Tout ça à cause de règles d’hygiène des lentilles non respectées…
Au congrès international de la Société française d’ophtalmologie à Paris, le professeur Pierre Labalette, du CHU de Lille, a présenté de terribles infections oculaires provoquées par... des lentilles de contact. Pire, les causes sont tout aussi banales : un étui de lentilles rincé à l’eau du robinet, la conservation de lentilles journalières au-delà de leur durée d’utilisation, ou encore la natation avec les lentilles. Certaines infections, même bien traitées, peuvent laisser des séquelles et conduire à des greffes de cornée. Le Pr Pierre Labalette avance les chiffres autour des infections liées à l’utilisation des lentilles de contact et délivre des conseils de prévention essentiels.
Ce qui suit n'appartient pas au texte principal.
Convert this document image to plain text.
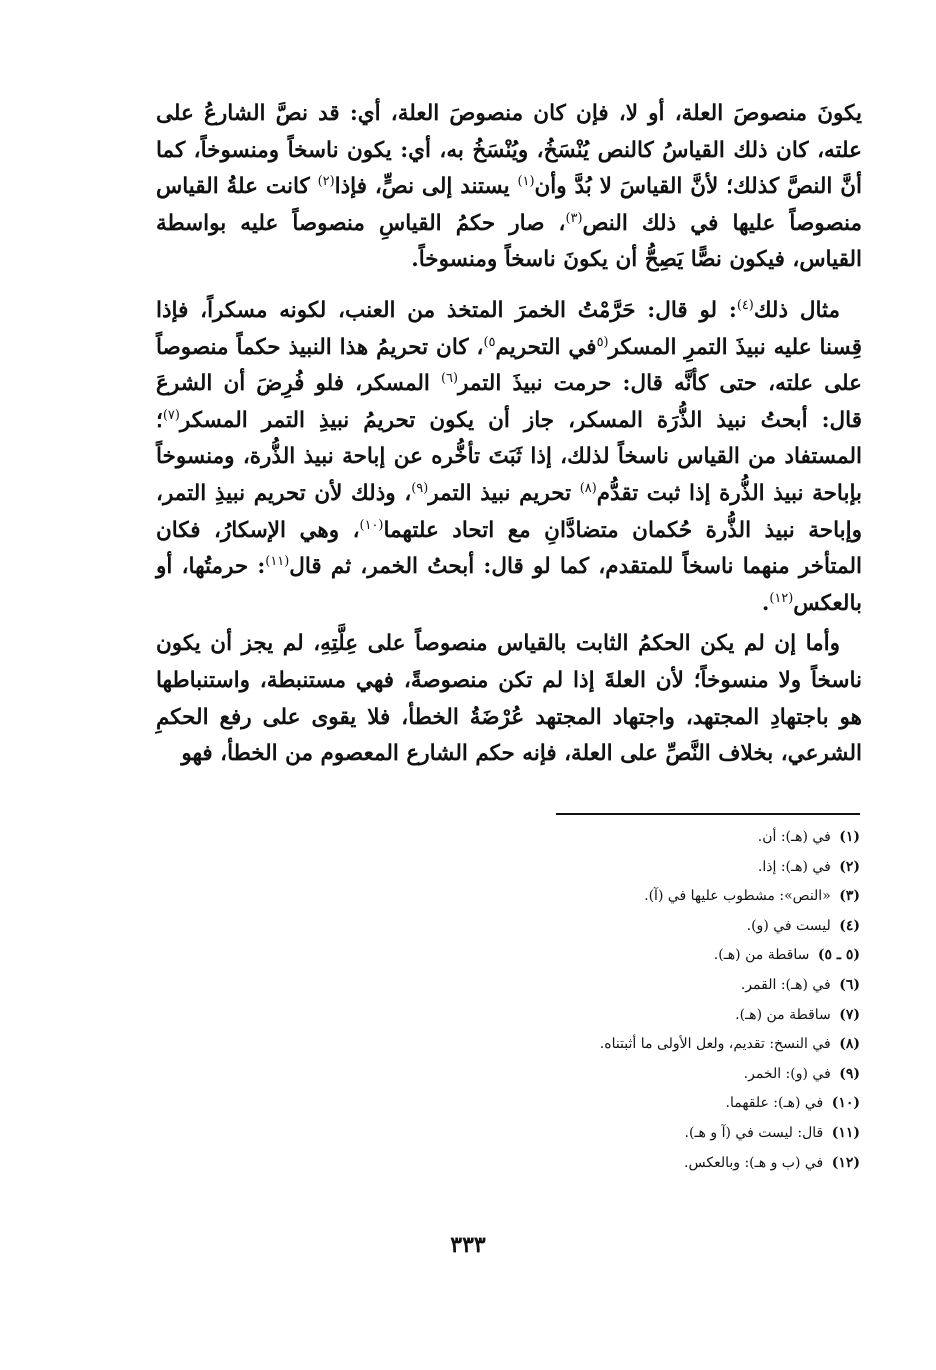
يكونَ منصوصَ العلة، أو لا، فإن كان منصوصَ العلة، أي: قد نصَّ الشارعُ على علته، كان ذلك القياسُ كالنص يُنْسَخُ، ويُنْسَخُ به، أي: يكون ناسخاً ومنسوخاً، كما أنَّ النصَّ كذلك؛ لأنَّ القياسَ لا بُدَّ وأن$^{(١)}$ يستند إلى نصٍّ، فإذا$^{(٢)}$ كانت علةُ القياس منصوصاً عليها في ذلك النص$^{(٣)}$، صار حكمُ القياسِ منصوصاً عليه بواسطة القياس، فيكون نصًّا يَصِحُّ أن يكونَ ناسخاً ومنسوخاً.

مثال ذلك$^{(٤)}$: لو قال: حَرَّمْتُ الخمرَ المتخذ من العنب، لكونه مسكراً، فإذا قِسنا عليه نبيذَ التمرِ المسكر$^{(٥}$في التحريم$^{٥)}$، كان تحريمُ هذا النبيذ حكماً منصوصاً على علته، حتى كأنَّه قال: حرمت نبيذَ التمر$^{(٦)}$ المسكر، فلو فُرِضَ أن الشرعَ قال: أبحتُ نبيذ الذُّرَة المسكر، جاز أن يكون تحريمُ نبيذِ التمر المسكر$^{(٧)}$؛ المستفاد من القياس ناسخاً لذلك، إذا ثَبَتَ تأخُّره عن إباحة نبيذ الذُّرة، ومنسوخاً بإباحة نبيذ الذُّرة إذا ثبت تقدُّم$^{(٨)}$ تحريم نبيذ التمر$^{(٩)}$، وذلك لأن تحريم نبيذِ التمر، وإباحة نبيذ الذُّرة حُكمان متضادَّانِ مع اتحاد علتهما$^{(١٠)}$، وهي الإسكارُ، فكان المتأخر منهما ناسخاً للمتقدم، كما لو قال: أبحتُ الخمر، ثم قال$^{(١١)}$: حرمتُها، أو بالعكس$^{(١٢)}$.

وأما إن لم يكن الحكمُ الثابت بالقياس منصوصاً على عِلَّتِهِ، لم يجز أن يكون ناسخاً ولا منسوخاً؛ لأن العلةَ إذا لم تكن منصوصةً، فهي مستنبطة، واستنباطها هو باجتهادِ المجتهد، واجتهاد المجتهد عُرْضَةُ الخطأ، فلا يقوى على رفع الحكمِ الشرعي، بخلاف النَّصِّ على العلة، فإنه حكم الشارع المعصوم من الخطأ، فهو

(١) في (هـ): أن.
(٢) في (هـ): إذا.
(٣) «النص»: مشطوب عليها في (آ).
(٤) ليست في (و).
(٥ ـ ٥) ساقطة من (هـ).
(٦) في (هـ): القمر.
(٧) ساقطة من (هـ).
(٨) في النسخ: تقديم، ولعل الأولى ما أثبتناه.
(٩) في (و): الخمر.
(١٠) في (هـ): علقهما.
(١١) قال: ليست في (آ و هـ).
(١٢) في (ب و هـ): وبالعكس.
٣٣٣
Des infections redoutables : amibes, champignons, bactéries
Le médecin présente des cas cliniques impressionnants. « Une jeune fille de 15 ans a contracté une infection à Acanthamoeba, une amibe présente dans l’eau du robinet. L’infection a d’abord été confondue avec une kératite herpétique. Le traitement tardif, même adapté, n’a pas pu empêcher la progression de l’infection dans la cornée ».
Le délai de réponse au traitement est variable selon la source d’infection. Pour les bactéries (comme Pseudomonas) la guérison est obtenue en quelques jours. Néanmoins, pour le traitement fongique (notamment Fusarium) il s’agit de quelques mois, mais pour les amibes, cela peut prendre plusieurs mois à un an, avec des risques de séquelles irréversibles.
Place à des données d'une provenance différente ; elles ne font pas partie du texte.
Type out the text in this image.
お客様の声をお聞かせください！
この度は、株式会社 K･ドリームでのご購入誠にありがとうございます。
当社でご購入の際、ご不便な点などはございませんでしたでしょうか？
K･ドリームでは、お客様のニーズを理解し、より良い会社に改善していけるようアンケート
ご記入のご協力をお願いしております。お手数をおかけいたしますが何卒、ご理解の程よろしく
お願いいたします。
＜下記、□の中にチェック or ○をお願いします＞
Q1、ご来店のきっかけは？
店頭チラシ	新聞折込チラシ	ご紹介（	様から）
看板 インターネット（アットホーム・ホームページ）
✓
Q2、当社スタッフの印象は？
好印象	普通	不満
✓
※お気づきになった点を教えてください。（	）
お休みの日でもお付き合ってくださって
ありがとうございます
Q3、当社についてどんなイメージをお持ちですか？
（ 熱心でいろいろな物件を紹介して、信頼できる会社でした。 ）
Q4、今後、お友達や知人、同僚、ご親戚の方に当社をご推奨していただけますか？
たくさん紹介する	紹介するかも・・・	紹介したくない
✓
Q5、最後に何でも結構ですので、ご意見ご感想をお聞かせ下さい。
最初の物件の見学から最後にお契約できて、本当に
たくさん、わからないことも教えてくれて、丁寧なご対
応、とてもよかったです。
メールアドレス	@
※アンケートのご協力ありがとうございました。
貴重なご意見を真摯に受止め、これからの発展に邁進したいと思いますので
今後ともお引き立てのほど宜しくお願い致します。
Les mécanismes en cause : une cornée affaiblie par la lentille
La lentille n’est pas un simple accessoire car elle altère la physiologie de la surface oculaire. Dans le détail il s’agit d’une réduction du renouvellement épithélial, une hypoxie, des microlésions, et surtout, la formation de biofilms. Ces derniers favorisent la stagnation et la colonisation bactérienne. Ainsi, le port prolongé est particulièrement nocif, surtout avec les lentilles utilisées comme “pansements”. En effet, les lentilles rigides augmentent la probabilité d’une infection car le port est renouvelé par les patinent et le risque de contamination est ainsi augmenté.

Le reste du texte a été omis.